Controversial Inspection Measures Proposed for Foreign Worker Program

CIC News
Published: June 12, 2013

Enhanced inspection regulations for Canada’s Temporary Foreign Worker Program (TFWP) were announced on Saturday, June 8th. When the proposed regulations take effect, immigration officials will have the right to enter Canadian places of employment without first obtaining a search warrant.

The inspection regulations have been proposed in the midst of a nation-wide controversy surrounding Canada’s use of temporary foreign workers. Specifically, two highly publicized cases brought to light what may be widespread abuses of the TFWP. In response to public criticism, the government has announced a number of new measures to demonstrate its tough policy towards Canadian employers who refuse to comply with program standards.

New Inspection Rules

Usually, when Canadian employers wish to hire a foreign national, they must first successfully apply for and receive a positive Labour Market Opinion (LMO). As part of an LMO application, employers must comply with Federal and Provincial labour standards for wages, benefits, and working conditions.

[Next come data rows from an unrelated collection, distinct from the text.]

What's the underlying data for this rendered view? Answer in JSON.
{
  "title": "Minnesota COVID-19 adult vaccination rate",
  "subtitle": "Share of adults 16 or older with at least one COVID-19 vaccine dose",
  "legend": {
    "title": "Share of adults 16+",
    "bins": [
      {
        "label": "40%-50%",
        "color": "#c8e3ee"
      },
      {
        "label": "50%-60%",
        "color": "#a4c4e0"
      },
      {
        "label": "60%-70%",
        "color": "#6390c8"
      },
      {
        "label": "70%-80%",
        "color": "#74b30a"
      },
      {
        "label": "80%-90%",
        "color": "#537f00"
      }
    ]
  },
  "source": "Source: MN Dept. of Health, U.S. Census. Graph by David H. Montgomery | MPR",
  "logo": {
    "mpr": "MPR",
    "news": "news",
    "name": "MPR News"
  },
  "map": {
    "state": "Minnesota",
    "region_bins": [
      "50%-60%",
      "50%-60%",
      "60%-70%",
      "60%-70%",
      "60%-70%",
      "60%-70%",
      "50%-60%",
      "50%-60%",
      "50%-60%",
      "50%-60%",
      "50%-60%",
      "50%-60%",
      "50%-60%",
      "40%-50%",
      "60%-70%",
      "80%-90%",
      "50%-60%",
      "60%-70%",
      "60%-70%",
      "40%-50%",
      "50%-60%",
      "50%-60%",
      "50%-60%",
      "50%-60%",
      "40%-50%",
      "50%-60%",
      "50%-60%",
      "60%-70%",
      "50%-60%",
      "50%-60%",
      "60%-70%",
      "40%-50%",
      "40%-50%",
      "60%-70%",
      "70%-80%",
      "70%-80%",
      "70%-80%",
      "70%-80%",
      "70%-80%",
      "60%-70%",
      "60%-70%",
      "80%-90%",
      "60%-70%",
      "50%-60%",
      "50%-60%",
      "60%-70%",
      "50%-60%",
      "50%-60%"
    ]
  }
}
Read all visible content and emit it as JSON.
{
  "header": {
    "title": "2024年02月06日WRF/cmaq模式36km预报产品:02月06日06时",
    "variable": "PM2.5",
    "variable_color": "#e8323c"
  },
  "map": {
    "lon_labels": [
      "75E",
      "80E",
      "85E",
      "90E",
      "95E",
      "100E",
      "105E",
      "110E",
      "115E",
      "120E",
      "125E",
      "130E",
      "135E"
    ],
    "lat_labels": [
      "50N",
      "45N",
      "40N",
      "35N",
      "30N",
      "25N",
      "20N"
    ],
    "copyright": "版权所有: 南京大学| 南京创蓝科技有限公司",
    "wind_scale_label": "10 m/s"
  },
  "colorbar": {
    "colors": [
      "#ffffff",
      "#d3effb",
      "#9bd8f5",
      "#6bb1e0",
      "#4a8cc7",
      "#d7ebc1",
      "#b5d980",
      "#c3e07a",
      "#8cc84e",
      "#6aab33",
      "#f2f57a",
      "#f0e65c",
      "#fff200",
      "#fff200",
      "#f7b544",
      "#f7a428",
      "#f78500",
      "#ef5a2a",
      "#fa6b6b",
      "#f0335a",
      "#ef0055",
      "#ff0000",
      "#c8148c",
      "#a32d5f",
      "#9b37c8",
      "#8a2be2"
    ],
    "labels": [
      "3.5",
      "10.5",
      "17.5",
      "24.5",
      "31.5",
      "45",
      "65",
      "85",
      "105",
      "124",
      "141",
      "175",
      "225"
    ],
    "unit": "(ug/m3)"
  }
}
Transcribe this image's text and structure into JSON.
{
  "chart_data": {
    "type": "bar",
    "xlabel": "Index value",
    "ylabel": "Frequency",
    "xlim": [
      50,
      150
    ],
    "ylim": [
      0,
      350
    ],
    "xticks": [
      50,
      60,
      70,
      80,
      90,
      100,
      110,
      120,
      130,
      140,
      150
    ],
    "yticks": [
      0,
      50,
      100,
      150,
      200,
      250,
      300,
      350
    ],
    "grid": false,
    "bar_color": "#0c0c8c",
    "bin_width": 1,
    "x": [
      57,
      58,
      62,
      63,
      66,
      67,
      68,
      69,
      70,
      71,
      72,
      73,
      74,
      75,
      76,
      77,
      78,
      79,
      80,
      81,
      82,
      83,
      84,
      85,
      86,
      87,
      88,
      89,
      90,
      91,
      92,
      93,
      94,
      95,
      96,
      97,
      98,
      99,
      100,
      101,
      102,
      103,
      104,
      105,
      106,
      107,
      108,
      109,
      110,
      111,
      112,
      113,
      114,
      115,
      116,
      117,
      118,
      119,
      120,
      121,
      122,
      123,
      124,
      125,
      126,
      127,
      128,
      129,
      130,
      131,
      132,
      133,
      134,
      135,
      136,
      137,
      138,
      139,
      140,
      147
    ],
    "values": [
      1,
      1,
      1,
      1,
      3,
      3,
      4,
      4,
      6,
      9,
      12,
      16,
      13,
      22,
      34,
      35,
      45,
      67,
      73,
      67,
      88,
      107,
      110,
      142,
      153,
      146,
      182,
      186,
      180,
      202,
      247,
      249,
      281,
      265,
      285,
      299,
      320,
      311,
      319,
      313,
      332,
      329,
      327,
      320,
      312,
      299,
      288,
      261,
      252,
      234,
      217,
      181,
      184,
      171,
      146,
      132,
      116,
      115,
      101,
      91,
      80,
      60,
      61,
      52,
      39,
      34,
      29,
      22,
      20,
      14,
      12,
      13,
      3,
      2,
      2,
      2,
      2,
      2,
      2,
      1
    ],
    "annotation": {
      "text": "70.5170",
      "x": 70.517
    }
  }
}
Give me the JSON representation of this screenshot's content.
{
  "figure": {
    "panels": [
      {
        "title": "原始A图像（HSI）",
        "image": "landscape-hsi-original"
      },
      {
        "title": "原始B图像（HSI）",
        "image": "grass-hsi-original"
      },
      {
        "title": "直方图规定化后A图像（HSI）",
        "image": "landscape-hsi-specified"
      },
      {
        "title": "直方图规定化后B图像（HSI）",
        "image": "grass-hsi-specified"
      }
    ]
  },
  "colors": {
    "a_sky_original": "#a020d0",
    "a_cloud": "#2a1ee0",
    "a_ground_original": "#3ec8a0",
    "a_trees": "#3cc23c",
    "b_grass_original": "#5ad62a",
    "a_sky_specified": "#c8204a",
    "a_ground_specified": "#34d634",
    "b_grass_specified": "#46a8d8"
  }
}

The new rules will allow Human Resources and Skills Development Canada (HRSDC), and in some cases Citizenship and Immigration Canada (CIC), to enter workplaces in order to seek proof of employer compliance with these and other issues. There are three circumstances when HRSDC or CIC will be able to enter a place of employment:

  • It is suspected that an employer is not complying or has not complied with TFWP conditions;
  • An employer is known to have not complied in the past; or
  • An employer is chosen at random for compliance verification.

The regulations, published in the Canada Gazette, stated that officials would “have the authority to enter and inspect any premises or place in which a [temporary foreign worker] performs work”, noting that a warrant will be needed only if the place of work is a private residence. This authority lasts for “any time during and up to six years after the employment of a [foreign worker]”, meaning that even if a worker has left, the government may years later choose to conduct an inspection.

Employers could be found non-compliant if they fail to meet any of the conditions imposed by the LMO. If deemed non-compliant, an employer would be stripped of the ability to use the TFWP for two years and would have their name added to a public list of ineligible businesses that will be posted on CIC’s website. They would also be banned from providing offers of employment in support of Federal Skilled Trades or Federal Skilled Worker applications.

Response to New Rules

Canada’s welcoming attitude towards temporary foreign workers has resulted in over 200,000 new foreign workers arriving in Canada each year. Some stakeholders have argued that with such a large number, the government has not been doing enough to ensure that the interests of both Canadians and foreigners are safeguarded, and have called for greater oversight of the program.

“While more oversight is definitely a good thing, I and many others are wary of the recently announced inspection measures,” said immigration attorney David Cohen. “Giving government officials the mandate to enter Canadian workplaces without first securing a warrant is, in my opinion, a slippery slope that could result in the erosion of our right to privacy.”

The inspection rules are not the only proposed changes to the TFWP. Recent months have seen a slew of programming changes, some of which have already been put in place and others which have been proposed and are awaiting ratification.

Attorney Cohen added that “many further rule changes have been proposed, including extending mandatory recruitment periods for employers and instituting fees for LMO applications. The process is becoming more complicated. Canadians who plan to hire foreign workers should pay close attention to the changing landscape.”